Carstairs: work camp and high security hospital

View of Lampits Farm from the  old railway bridge, part of a line that linked the centre with Carstairs Junction

The old railway bridge, part of a line that linked the centre with Carstairs Junction, with Lampits Farm in the distance. Taken on a dreich day.

Fiona Watson, the well-known Scottish historian, interviewed me recently for the BBC’s Making History programme. We met in the small Lanarkshire village of Carstairs, known mainly as a very busy railway junction and above all as the site of one of the UK’s four high security hospitals. Not far away, a local eccentric has converted an old water tower into Hagrid’s Hut.

In July 1928, the Ministry of Labour bought 507 acres just outside the village for the sum of £7,500. And that is why Fiona and I were standing in a lane leading up to Lampits Farm, where the Ministry opened a centre for emigrant training in early 1929.

Most of the trainees came from North Lanarkshire and Glasgow, where they had often worked in industries such as mining; they came to Carstairs in the hope that a few weeks of rough farm work and good food would prepare them to leave Scotland for Canada or Australia. The centre hit the headlines shortly after opening, when William Young Todd, the ploughman instructor, was killed by the corn threshing machine (his widow was duly evicted from their tied cottage).

Australia recruitment poster

Demand for harvesters and labourers was high, particularly in Canada, until the 1929 crisis. Faced with a pool of unemployed workers at home, the Dominions governments were reluctant to accept half-trained and poorly fed Scots. The Ministry intended to close the centre, and sell it as well as the nearby Colombie Farm, which it had bought with a view to expanding its emigrant training programme.

In 1929, though, the British voted in their first Labour government. Margaret Bondfield, the new Minister of Labour, was an enthusiastic advocate of training, and she approved plans for a new type of residential training. Carstairs became one of Bondfield’s new Transfer Instruction Centres, and set about training unemployed young men, who on pain of losing their benefits were prepared to transfer out of the old distressed regions to one of the areas where new industries were developing.
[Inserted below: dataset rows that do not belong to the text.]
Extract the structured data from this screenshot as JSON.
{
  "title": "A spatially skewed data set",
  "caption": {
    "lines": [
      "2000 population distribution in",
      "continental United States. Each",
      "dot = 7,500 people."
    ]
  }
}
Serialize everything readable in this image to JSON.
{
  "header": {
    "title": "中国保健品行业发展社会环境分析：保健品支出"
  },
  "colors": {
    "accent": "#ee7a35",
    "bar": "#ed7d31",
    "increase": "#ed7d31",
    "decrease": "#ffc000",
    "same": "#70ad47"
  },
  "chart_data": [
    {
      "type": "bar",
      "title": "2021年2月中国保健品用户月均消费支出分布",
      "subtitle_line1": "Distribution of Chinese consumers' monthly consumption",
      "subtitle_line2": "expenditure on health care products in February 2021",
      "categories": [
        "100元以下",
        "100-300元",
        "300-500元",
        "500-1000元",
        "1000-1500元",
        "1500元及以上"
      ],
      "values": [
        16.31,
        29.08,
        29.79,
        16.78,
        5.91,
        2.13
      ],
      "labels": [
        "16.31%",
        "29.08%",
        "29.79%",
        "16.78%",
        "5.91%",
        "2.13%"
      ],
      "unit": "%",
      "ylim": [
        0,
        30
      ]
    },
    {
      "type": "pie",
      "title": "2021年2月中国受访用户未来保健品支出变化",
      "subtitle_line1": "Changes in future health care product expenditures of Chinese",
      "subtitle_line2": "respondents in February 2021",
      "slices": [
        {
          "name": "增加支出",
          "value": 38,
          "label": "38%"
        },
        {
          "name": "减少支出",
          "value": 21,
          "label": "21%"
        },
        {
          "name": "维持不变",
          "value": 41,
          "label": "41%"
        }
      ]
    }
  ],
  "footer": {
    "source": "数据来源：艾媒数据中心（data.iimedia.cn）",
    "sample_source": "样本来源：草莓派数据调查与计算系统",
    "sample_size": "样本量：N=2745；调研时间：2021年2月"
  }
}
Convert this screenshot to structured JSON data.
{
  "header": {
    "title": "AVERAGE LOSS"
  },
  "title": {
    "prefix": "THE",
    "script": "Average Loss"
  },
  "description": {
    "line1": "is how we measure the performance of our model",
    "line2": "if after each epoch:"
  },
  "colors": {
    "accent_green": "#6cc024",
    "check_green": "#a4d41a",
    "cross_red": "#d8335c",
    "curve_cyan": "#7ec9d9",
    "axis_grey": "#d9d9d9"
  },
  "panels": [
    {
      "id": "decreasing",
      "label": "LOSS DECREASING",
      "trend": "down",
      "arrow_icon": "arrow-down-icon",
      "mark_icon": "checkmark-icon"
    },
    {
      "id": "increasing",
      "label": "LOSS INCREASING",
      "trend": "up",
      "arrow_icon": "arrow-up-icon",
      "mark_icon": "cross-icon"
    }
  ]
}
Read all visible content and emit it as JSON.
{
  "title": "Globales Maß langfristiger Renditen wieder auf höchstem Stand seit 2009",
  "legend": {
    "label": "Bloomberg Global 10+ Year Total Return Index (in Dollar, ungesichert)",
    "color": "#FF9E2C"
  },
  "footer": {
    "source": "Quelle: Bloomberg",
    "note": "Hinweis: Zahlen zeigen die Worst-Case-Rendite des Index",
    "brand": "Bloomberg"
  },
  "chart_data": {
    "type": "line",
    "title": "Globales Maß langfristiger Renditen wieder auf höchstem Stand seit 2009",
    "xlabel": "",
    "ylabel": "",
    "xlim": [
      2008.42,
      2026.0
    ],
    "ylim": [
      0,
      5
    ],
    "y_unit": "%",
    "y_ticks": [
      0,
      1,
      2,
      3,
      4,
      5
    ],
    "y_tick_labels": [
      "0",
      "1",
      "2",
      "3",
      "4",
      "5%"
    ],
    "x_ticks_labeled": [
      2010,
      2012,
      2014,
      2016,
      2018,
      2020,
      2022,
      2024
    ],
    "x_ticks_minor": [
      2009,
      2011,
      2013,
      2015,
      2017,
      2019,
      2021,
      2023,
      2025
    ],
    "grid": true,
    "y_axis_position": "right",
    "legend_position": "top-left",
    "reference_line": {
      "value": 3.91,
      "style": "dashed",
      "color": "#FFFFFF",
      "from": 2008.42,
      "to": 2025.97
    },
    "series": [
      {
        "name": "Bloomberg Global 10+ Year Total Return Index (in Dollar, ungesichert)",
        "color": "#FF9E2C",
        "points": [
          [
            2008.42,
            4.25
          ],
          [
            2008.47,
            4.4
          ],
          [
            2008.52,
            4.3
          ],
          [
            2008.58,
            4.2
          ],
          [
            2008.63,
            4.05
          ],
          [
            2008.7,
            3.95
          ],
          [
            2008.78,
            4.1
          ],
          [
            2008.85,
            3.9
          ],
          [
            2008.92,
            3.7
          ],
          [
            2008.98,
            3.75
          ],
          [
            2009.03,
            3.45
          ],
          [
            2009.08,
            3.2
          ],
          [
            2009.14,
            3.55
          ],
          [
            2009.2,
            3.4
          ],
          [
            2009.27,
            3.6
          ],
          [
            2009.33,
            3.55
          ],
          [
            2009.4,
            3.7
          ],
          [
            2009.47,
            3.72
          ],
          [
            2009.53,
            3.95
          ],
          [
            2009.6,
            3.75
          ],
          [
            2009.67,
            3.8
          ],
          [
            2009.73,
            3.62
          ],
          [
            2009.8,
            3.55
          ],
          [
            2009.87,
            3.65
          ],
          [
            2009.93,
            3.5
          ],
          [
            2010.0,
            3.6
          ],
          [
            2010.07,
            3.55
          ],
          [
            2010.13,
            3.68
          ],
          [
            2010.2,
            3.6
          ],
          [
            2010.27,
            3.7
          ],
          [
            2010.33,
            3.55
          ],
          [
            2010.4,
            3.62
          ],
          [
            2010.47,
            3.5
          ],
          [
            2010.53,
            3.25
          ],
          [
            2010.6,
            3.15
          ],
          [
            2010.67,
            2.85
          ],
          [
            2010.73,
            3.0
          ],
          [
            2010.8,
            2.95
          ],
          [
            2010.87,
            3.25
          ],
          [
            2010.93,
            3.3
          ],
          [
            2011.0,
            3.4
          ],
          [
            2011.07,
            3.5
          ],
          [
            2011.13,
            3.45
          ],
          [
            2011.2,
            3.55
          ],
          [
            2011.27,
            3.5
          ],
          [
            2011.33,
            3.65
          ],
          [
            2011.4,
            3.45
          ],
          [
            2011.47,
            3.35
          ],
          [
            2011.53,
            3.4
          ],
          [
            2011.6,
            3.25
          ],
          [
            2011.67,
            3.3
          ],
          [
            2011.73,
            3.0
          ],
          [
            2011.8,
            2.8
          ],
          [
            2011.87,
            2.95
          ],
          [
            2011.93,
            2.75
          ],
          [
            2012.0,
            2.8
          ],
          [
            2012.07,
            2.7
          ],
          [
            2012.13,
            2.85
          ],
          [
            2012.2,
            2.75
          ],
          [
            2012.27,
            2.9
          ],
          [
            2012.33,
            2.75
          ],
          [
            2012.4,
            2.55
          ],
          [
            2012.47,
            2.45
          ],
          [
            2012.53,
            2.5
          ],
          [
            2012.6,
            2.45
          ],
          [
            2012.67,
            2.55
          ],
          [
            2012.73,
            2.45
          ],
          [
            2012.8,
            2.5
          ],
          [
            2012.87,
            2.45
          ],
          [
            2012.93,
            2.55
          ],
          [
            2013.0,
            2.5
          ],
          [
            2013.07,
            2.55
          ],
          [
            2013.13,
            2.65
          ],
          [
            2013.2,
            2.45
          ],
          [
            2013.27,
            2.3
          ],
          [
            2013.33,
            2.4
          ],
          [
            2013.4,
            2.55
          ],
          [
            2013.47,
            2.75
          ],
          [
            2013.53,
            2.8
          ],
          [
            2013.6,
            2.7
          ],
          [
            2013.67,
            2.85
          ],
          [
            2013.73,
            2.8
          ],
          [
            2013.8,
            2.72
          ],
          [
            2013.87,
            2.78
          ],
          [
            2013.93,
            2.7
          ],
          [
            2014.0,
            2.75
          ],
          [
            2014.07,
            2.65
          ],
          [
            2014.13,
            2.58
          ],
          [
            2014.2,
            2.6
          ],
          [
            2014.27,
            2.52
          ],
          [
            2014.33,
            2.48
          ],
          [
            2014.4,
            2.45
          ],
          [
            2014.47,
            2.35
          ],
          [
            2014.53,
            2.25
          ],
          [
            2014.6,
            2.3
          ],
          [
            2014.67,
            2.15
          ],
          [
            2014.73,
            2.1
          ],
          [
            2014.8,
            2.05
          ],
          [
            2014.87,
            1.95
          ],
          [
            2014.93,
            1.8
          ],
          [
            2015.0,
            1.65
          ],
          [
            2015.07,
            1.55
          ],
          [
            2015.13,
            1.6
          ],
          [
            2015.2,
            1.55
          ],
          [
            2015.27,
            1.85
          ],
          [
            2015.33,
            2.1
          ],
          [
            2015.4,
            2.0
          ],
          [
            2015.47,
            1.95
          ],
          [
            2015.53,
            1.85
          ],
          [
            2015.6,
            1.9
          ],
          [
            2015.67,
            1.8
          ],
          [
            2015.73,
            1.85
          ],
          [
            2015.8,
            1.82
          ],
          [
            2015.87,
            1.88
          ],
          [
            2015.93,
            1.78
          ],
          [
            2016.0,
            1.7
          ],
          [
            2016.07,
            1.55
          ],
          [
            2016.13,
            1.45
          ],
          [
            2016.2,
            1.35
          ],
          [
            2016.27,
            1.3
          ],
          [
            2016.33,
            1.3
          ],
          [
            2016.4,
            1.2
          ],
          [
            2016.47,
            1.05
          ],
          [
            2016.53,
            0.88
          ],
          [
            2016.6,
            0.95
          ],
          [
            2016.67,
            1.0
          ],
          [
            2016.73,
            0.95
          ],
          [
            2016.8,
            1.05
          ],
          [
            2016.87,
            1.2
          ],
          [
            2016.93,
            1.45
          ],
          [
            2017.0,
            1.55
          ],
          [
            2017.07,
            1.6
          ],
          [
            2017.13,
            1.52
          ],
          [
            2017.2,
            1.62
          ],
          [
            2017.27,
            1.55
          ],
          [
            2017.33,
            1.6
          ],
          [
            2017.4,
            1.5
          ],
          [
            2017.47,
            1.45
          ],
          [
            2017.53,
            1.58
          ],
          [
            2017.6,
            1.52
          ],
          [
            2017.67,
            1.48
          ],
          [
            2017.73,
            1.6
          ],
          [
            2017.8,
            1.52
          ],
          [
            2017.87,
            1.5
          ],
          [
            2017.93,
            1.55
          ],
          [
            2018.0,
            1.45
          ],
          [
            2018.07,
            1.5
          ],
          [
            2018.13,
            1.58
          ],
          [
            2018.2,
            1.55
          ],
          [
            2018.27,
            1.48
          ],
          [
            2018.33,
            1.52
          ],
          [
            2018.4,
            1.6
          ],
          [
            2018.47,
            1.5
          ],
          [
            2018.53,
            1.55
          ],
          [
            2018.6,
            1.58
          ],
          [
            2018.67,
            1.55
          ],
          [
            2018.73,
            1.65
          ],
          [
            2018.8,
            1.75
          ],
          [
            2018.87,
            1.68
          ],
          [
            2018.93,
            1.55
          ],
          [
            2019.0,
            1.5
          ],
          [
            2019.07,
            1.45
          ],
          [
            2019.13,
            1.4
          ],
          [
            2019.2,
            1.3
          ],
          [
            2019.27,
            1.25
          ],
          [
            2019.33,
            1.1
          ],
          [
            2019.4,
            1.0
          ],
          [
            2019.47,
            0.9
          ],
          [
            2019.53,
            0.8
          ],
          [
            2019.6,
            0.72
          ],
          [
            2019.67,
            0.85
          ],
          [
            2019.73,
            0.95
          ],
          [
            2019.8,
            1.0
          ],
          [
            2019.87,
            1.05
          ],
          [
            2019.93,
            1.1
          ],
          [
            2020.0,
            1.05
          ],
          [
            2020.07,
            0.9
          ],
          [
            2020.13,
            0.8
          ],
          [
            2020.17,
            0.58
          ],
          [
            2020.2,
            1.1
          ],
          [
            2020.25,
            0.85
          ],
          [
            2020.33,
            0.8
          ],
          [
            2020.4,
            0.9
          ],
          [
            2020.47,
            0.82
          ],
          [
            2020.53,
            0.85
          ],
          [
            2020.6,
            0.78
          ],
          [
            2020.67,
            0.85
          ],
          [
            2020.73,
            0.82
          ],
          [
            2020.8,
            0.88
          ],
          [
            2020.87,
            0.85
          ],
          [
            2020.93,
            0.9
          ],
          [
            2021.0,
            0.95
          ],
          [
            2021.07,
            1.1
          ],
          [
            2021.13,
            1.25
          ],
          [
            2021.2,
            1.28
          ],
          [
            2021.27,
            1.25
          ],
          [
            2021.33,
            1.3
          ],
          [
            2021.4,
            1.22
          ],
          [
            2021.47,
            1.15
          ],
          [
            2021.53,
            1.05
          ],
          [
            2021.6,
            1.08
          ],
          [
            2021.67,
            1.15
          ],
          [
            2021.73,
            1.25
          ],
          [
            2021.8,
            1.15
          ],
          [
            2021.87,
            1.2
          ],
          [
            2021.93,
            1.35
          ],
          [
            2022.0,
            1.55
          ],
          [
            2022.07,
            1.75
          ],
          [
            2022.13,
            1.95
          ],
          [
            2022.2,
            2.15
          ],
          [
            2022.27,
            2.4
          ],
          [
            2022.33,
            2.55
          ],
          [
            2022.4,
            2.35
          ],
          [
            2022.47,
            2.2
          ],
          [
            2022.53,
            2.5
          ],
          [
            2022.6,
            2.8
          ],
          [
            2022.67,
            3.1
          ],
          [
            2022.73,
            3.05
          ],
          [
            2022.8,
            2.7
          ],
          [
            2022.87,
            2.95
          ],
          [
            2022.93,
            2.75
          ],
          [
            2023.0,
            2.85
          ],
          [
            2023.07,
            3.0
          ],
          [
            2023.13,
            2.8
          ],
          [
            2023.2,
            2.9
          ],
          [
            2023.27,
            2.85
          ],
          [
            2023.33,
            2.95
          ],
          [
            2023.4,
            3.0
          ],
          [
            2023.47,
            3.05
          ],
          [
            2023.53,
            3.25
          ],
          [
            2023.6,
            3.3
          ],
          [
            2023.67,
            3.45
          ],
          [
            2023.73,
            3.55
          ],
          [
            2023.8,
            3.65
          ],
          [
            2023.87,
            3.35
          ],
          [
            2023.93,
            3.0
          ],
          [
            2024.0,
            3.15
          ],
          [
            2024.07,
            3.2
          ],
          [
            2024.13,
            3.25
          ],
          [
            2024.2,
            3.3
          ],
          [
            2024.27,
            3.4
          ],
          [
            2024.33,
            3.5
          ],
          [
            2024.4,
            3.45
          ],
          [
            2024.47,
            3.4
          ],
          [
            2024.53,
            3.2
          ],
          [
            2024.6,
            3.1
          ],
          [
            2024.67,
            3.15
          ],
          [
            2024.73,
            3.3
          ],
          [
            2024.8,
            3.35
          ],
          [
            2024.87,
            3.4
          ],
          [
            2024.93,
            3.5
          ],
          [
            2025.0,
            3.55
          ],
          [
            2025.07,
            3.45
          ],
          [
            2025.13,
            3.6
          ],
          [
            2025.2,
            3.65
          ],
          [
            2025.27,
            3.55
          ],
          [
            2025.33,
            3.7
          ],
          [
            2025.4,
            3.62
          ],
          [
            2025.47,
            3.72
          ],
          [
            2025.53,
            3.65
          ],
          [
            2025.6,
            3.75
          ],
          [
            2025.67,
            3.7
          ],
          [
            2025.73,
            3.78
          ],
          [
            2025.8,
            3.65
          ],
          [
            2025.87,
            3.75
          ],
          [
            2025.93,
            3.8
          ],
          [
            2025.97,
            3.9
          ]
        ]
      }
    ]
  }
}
As elsewhere, training in the TICs largely consisted of heavy manual labour, supported by a heavy diet and a small amount of basic adult education. Reports vary over the conditions. The Glasgow organiser of the building trades union visited Carstairs in 1930, reporting reassuringly that the men were training ‘in ideal surroundings and under ideal conditions’. His main interest, though, was making sure that the trainees would not compete with his members for jobs.

Some evidence suggests a less rosy picture. Sixty men walked out of the TIC in July 1930 in a protest over the food; the trainees went on strike three years later, and ninety were dismissed or resigned. By then, the Ministry was trying to sell off its land and buildings and transfer its operations to new camps on Forestry Commission land at Glenbranter and Glentress, as there was little more serious labour to be done at Carstairs.

Failing to find a private buyer, the Ministry eventually handed the land over to the Special Areas Commissioner, who used it as a showcase for training the unemployed to become crofters. Meanwhile, the trainees at Lampits were sent to help the Prison Department prepare the land across the road for the more skilled builders who erected what was initially called the Criminal Lunatic Asylum and State Institution.

Carstairs was a good place for Fiona and I to talk about the ways in which ideas about the land and rural labour came together with proposals for disciplining unemployed bodies, while trains rattled past on the junction and visitors drove into the hospital car park.